The last thing he remembered he was in a little valley, close to a spring. The horses were feeding, and he, and Dell, and Cayuse were having a meal off their rations.

But was that the last thing he remembered?

He tried to lift his hands to his face and brush them across his eyes. Only one hand obeyed his will—the left one. The right seemed bound to a weight. Just then he did not investigate the weight, for he could reason but slowly and deal with only one thing at a time.

No, the last thing he remembered was seeing Bear Paw moving backward in a circle at the end of his picket-rope, and Navi and Silver Heels also acting queerly.

Just before that Buffalo Bill recalled that he had been acting queerly himself, and Dell, too, and Cayuse. A flickering memory of his fight to get back his reason came to him; then followed—oblivion.

A moment before, it seemed, they were on the borders of night; now they were at the edge of day, and the sun was rising over the scarred uplifts of a region to him unknown.
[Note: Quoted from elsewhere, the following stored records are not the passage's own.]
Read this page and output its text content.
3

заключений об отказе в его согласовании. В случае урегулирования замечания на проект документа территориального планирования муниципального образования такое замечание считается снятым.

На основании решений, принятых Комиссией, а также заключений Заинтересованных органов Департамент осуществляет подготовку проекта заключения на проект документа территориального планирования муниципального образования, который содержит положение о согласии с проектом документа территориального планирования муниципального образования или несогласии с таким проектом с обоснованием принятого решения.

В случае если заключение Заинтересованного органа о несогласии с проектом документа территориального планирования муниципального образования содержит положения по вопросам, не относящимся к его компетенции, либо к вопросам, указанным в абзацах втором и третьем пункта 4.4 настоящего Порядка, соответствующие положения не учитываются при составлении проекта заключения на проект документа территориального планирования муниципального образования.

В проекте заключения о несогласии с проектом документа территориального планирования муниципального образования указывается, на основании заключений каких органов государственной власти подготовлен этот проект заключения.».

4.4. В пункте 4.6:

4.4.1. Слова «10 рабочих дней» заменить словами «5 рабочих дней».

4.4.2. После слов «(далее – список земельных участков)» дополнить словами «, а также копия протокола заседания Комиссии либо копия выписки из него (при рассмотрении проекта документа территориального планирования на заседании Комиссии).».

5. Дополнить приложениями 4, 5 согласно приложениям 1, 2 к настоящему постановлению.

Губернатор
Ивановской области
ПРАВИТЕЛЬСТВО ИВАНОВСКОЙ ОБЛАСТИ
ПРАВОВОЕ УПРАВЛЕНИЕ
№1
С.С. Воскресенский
He dropped his eyes to his right hand. The wrist was red and swollen. There was a manacle about it, connected by a bit of chain to a smaller and more shapely hand.

Then, for the first time, he realized that Dell was beside him, leaning wearily back against the cliff wall and sleeping soundly.

“Dell!” he called, laying his left hand on the girl’s, which was bound to his right by the handcuff and the length of chain.